In an unusual move, the central bank told markets directly to expect rates to stay at the current level until the end of the second quarter of 2010, assuming inflation remains tame.
It also cut its economic growth forecasts to reflect its view that the Canadian recession will be deeper -- and recovery more gradual -- than it had previously predicted.
Nonetheless, it suggested that the cumulative rate cuts it has made since December 2007 may be sufficient to help turn the economy around, and that it may not have to print money to buy securities in the market, a policy known as quantitative easing.
It will, however, set out a framework on Thursday for that kind of unconventional policy.
“It is the bank’s judgment that this cumulative easing, together with the conditional commitment (to keep rates steady), is the appropriate policy stance to move the economy back to full production capacity and to achieve the 2 percent inflation target,” the central bank said in a statement.
The rate cut took markets by surprise and triggered an immediate fall in the Canadian dollar against the U.S. dollar to a three-week low of C$1.2507, or 79.96 U.S. cents.

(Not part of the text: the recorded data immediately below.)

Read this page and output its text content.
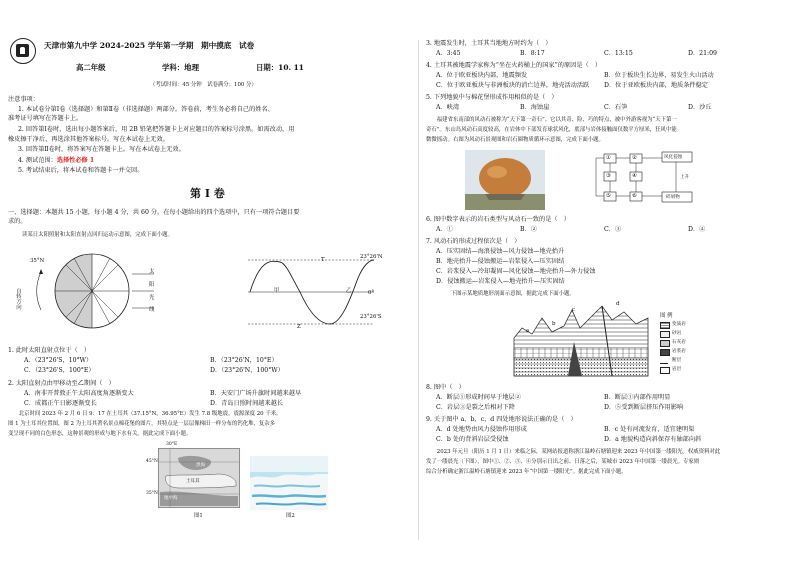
天津市第九中学 2024-2025 学年第一学期　期中摸底　试卷
高二年级	学科：地理	日期：10. 11
（考试时间：45 分钟　试卷满分：100 分）
注意事项：
1. 本试卷分第Ⅰ卷（选择题）和第Ⅱ卷（非选择题）两部分。答卷前，考生务必将自己的姓名、
准考证号填写在答题卡上。
2. 回答第Ⅰ卷时，选出每小题答案后，用 2B 铅笔把答题卡上对应题目的答案标号涂黑。如需改动，用
橡皮擦干净后，再选涂其他答案标号。写在本试卷上无效。
3. 回答第Ⅱ卷时，将答案写在答题卡上。写在本试卷上无效。
4. 测试范围：选择性必修 1
5. 考试结束后，将本试卷和答题卡一并交回。
第 Ⅰ 卷
一、选择题：本题共 15 小题，每小题 4 分，共 60 分。在每小题给出的四个选项中，只有一项符合题目要
求的。
读某日太阳照射和太阳直射点回归运动示意图，完成下面小题。
35°N
自转方向
太
阳
光
线
23°26'N
23°26'S
0°
甲	乙
T
Z
1. 此时太阳直射点位于（　）
A．（23°26'S，10°W）	B．（23°26'N，10°E）
C．（23°26'S，100°E）	D．（23°26'N，100°W）
2. 太阳直射点由甲移动至乙期间（　）
A．南非开普敦正午太阳高度角逐渐变大	B．天安门广场升旗时间越来越早
C．成都正午日影逐渐变长	D．青岛日照时间越来越长
　　北京时间 2023 年 2 月 6 日 9：17 在土耳其（37.15°N，36.95°E）发生 7.8 级地震，震源深度 20 千米。
图 1 为土耳其位置图，图 2 为土耳其著名景点棉花堡的图片，其特点是一层层像梯田一样分布的钙化堆，复杂多
变呈现不同的白色形态，这种景观的形成与地下水有关。据此完成下面小题。
30°E
45°N
35°N
黑海
土耳其
地中海
图1	图2
3. 地震发生时，土耳其当地地方时约为（　）
A．3:45	B．8:17	C．13:15	D．21:09
4. 土耳其被地震学家称为“坐在火药桶上的国家”的原因是（　）
A．位于欧亚板块内部，地震频发	B．位于板块生长边界，易发生火山活动
C．位于欧亚板块与非洲板块的消亡边界，地壳活动活跃 D．位于亚欧板块内部，地质条件稳定
5. 下列地貌中与棉花堡形成作用相似的是（　）
A．峡湾	B．海蚀崖	C．石笋	D．沙丘
　　福建省东南部的风动石被称为“天下第一奇石”。它以其奇、险、巧的特点，被中外游客视为“天下第一
奇石”。东山岛风动石高度较高，在岩体中下部发育球状风化，底部与岩体接触面仅数平方厘米，狂风中能
微微摇动。右图为风动石景观图和岩石圈物质循环示意图，完成下面小题。
①	②
③	④
⑤	⑥
风化侵蚀
上升
碎屑物
6. 图中数字表示的岩石类型与风动石一致的是（　）
A．①	B．②	C．③	D．④
7. 风动石的形成过程依次是（　）
A．压实固结—海浪侵蚀—风力侵蚀—地壳抬升
B．地壳抬升—侵蚀搬运—岩浆侵入—压实固结
C．岩浆侵入—冷却凝固—风化侵蚀—地壳抬升—外力侵蚀
D．侵蚀搬运—岩浆侵入—地壳抬升—压实固结
　　下图示某地质地形剖面示意图，据此完成下面小题。
a
b
c
d
图 例
变质岩
砂岩
石灰岩
岩浆岩
断层
岩层
8. 图中（　）
A．断层①形成时间早于地层②	B．断层①内部作用明显
C．岩层③是裂之后相对下降	D．⑤受到断层挤压作用影响
9. 关于图中 a、b、c、d 四处地形说法正确的是（　）
A．d 处地势由风力侵蚀作用形成	B．c 处有河流发育，适宜建明渠
C．b 处的背斜岩层受侵蚀	D．a 地貌构造向斜保存有轴部向斜
　　2023 年元旦（阳历 1 月 1 日）来临之际，某网站报道称浙江温岭石塘镇迎来 2023 年中国第一缕阳光。权威资料对此
发了一缕晨光（下图），图中①、②、③、④分别示日出之前、日落之后，某城市 2023 年中国第一缕晨光。专家则
综合分析确定浙江温岭石塘镇迎来 2023 年“中国第一缕阳光”。据此完成下面小题。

The currency later recovered to finish at C$1.2363 to the U.S. dollar, or 80.89 U.S. cents, up from Monday’s close of C$1.2385, or 80.74 U.S. cents.

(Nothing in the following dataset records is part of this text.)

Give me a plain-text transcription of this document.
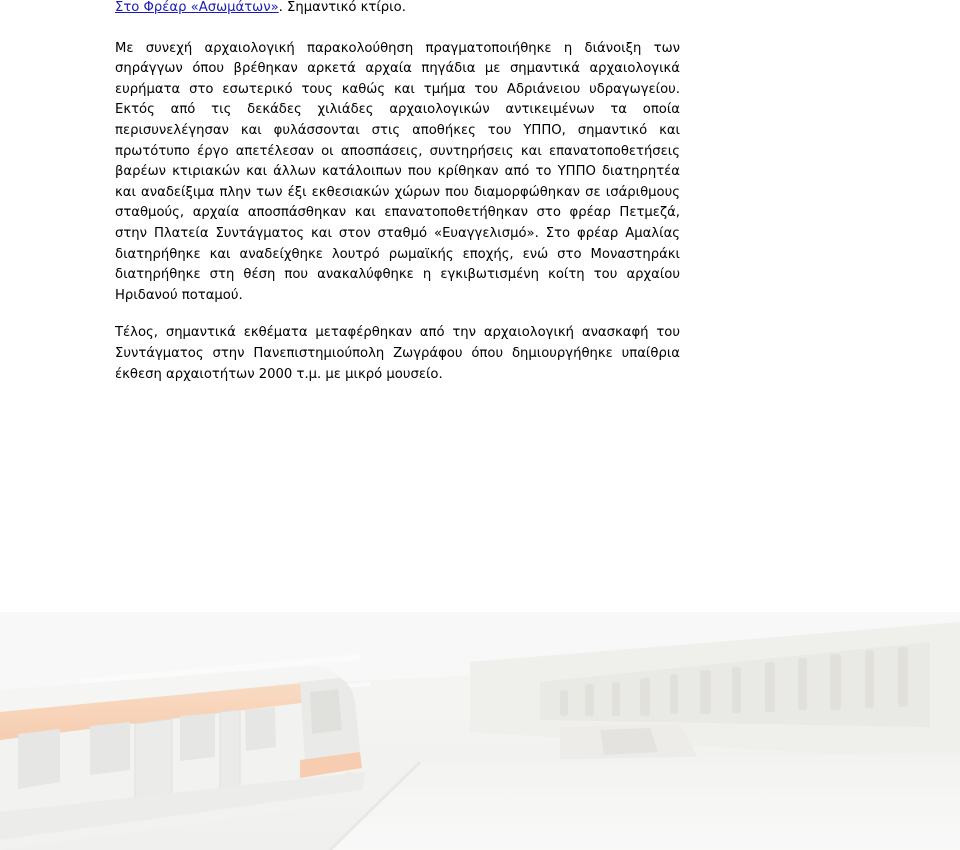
Στο Φρέαρ «Ασωμάτων». Σημαντικό κτίριο.

Με συνεχή αρχαιολογική παρακολούθηση πραγματοποιήθηκε η διάνοιξη των σηράγγων όπου βρέθηκαν αρκετά αρχαία πηγάδια με σημαντικά αρχαιολογικά ευρήματα στο εσωτερικό τους καθώς και τμήμα του Αδριάνειου υδραγωγείου. Εκτός από τις δεκάδες χιλιάδες αρχαιολογικών αντικειμένων τα οποία περισυνελέγησαν και φυλάσσονται στις αποθήκες του ΥΠΠΟ, σημαντικό και πρωτότυπο έργο απετέλεσαν οι αποσπάσεις, συντηρήσεις και επανατοποθετήσεις βαρέων κτιριακών και άλλων κατάλοιπων που κρίθηκαν από το ΥΠΠΟ διατηρητέα και αναδείξιμα πλην των έξι εκθεσιακών χώρων που διαμορφώθηκαν σε ισάριθμους σταθμούς, αρχαία αποσπάσθηκαν και επανατοποθετήθηκαν στο φρέαρ Πετμεζά, στην Πλατεία Συντάγματος και στον σταθμό «Ευαγγελισμό». Στο φρέαρ Αμαλίας διατηρήθηκε και αναδείχθηκε λουτρό ρωμαϊκής εποχής, ενώ στο Μοναστηράκι διατηρήθηκε στη θέση που ανακαλύφθηκε η εγκιβωτισμένη κοίτη του αρχαίου Ηριδανού ποταμού.

Τέλος, σημαντικά εκθέματα μεταφέρθηκαν από την αρχαιολογική ανασκαφή του Συντάγματος στην Πανεπιστημιούπολη Ζωγράφου όπου δημιουργήθηκε υπαίθρια έκθεση αρχαιοτήτων 2000 τ.μ. με μικρό μουσείο.
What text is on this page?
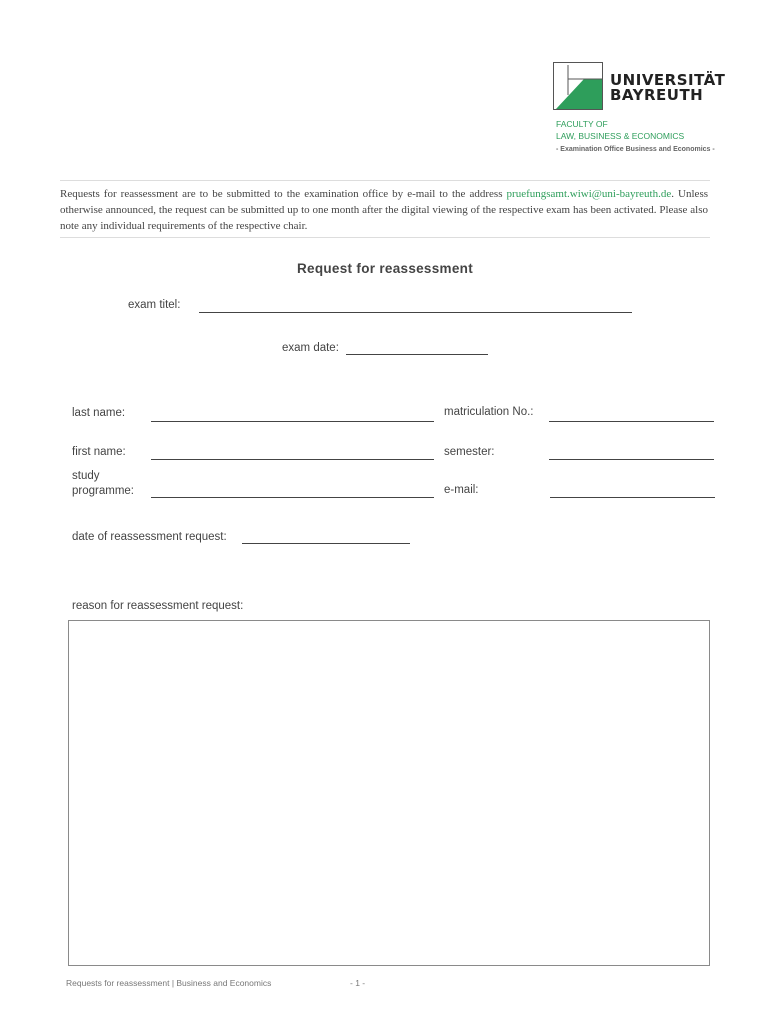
UNIVERSITÄT
BAYREUTH
FACULTY OF
LAW, BUSINESS & ECONOMICS
- Examination Office Business and Economics -
Requests for reassessment are to be submitted to the examination office by e-mail to the address pruefungsamt.wiwi@uni-bayreuth.de. Unless otherwise announced, the request can be submitted up to one month after the digital viewing of the respective exam has been activated. Please also note any individual requirements of the respective chair.
Request for reassessment
exam titel:
exam date:
last name:	matriculation No.:
first name:	semester:
study
programme:	e-mail:
date of reassessment request:
reason for reassessment request:
Requests for reassessment | Business and Economics	- 1 -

Canadian treasury bill yields also fell.
A majority of primary securities dealers had expected the bank to hold rates steady.
“Committing to keeping (rates) there for the next year is quite a startling revelation,” said Aron Gampel, deputy chief economist at Bank of Nova Scotia.

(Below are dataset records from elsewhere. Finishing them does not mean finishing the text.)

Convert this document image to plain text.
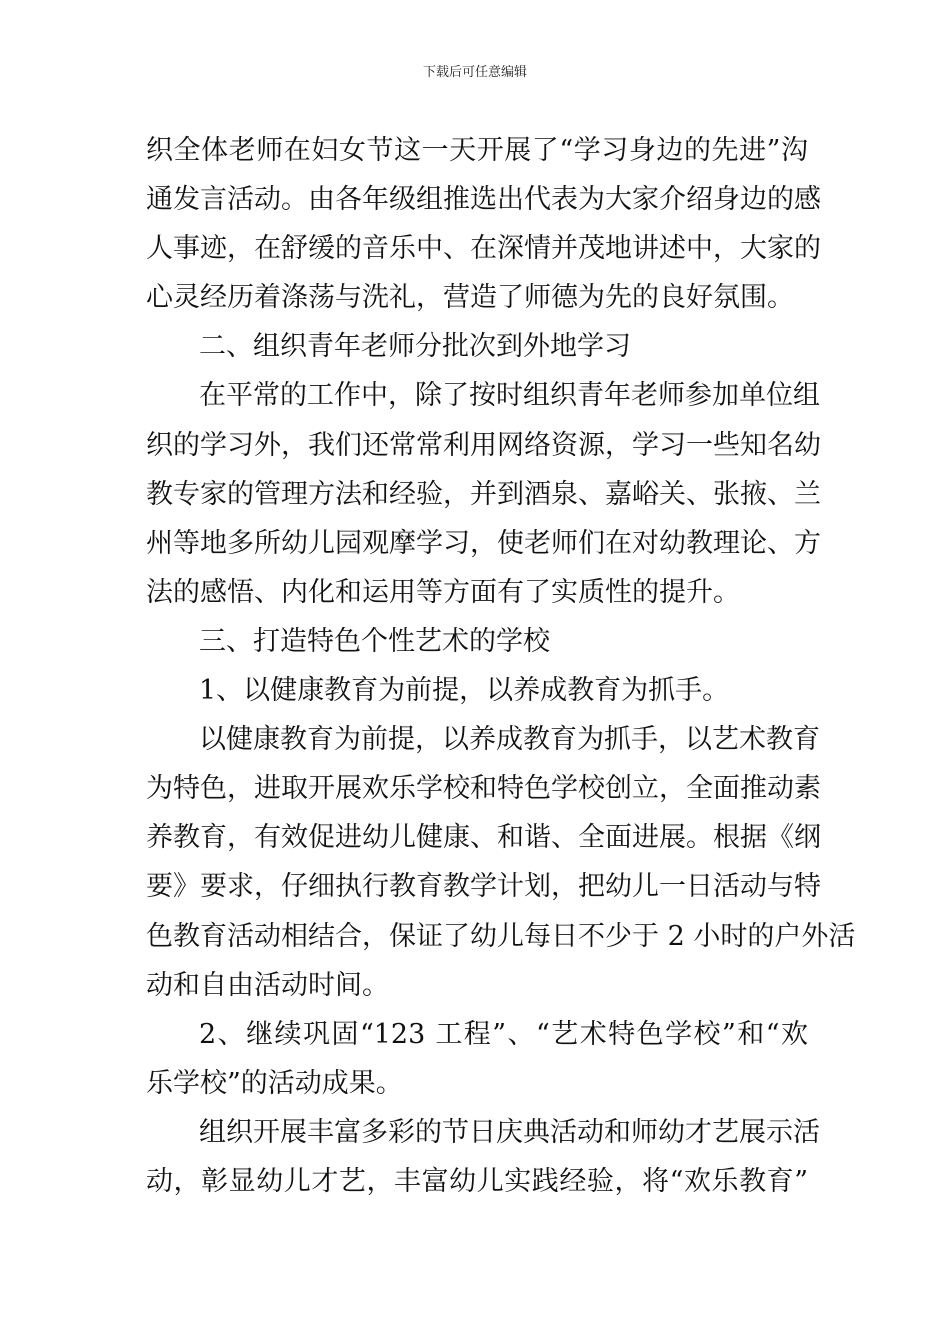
下载后可任意编辑
织全体老师在妇女节这一天开展了“学习身边的先进”沟
通发言活动。由各年级组推选出代表为大家介绍身边的感
人事迹，在舒缓的音乐中、在深情并茂地讲述中，大家的
心灵经历着涤荡与洗礼，营造了师德为先的良好氛围。
二、组织青年老师分批次到外地学习
在平常的工作中，除了按时组织青年老师参加单位组
织的学习外，我们还常常利用网络资源，学习一些知名幼
教专家的管理方法和经验，并到酒泉、嘉峪关、张掖、兰
州等地多所幼儿园观摩学习，使老师们在对幼教理论、方
法的感悟、内化和运用等方面有了实质性的提升。
三、打造特色个性艺术的学校
1、以健康教育为前提，以养成教育为抓手。
以健康教育为前提，以养成教育为抓手，以艺术教育
为特色，进取开展欢乐学校和特色学校创立，全面推动素
养教育，有效促进幼儿健康、和谐、全面进展。根据《纲
要》要求，仔细执行教育教学计划，把幼儿一日活动与特
色教育活动相结合，保证了幼儿每日不少于 2 小时的户外活
动和自由活动时间。
2、继续巩固“123 工程”、“艺术特色学校”和“欢
乐学校”的活动成果。
组织开展丰富多彩的节日庆典活动和师幼才艺展示活
动，彰显幼儿才艺，丰富幼儿实践经验，将“欢乐教育”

“It reflects the concern the central bank may have for the global economy. More importantly I think that they are trying to engineer confidence in Canadian households and businesses that interest rates are going to stay low for the foreseeable future,” he said.
Ten out of 12 primary securities dealers surveyed by Reuters last week had said they expected the central bank to use some form of quantitative or credit easing within the next three months, but the Bank of Canada did not signal on Tuesday that it would do so.
“The primary focus is going to be on whether they enact any form of quantitative easing because they haven’t committed to actually doing anything,” said George Davis, chief technical strategist at RBC Capital Markets.
The bank outlined a series of technical adjustments it will make to reinforce the new overnight rate and avoid disorder in money markets.
These included narrowing its operating band to 25 basis points from 50 basis points and making the overnight rate the lower limit of that band as well as significantly increasing the balance in the settlement system.
The bank downgraded its forecasts for economic growth and now sees recovery starting in the fourth quarter of this year and not the third quarter, as it predicted in January.
It expects the Canadian economy to contract 3 percent this year, compared with its projection in January of a 1.2 percent decline. It backed down from its rosy outlook for 2010, which sparked widespread criticism, lowering its growth estimate to 2.5 percent from 3.8 percent.
Even Finance Minister Jim Flaherty conceded later on Tuesday that the bank had been “overly optimistic” in its January projections. But he said the revised outlook did not mean additional fiscal stimulus was needed.
“It reflects a little more of a pessimistic outlook in terms of economic performance,” Davis said.
The central bank sees total and core inflation staying lower longer, returning to the bank’s 2 percent target only in the third quarter of 2011 instead of mid-2011.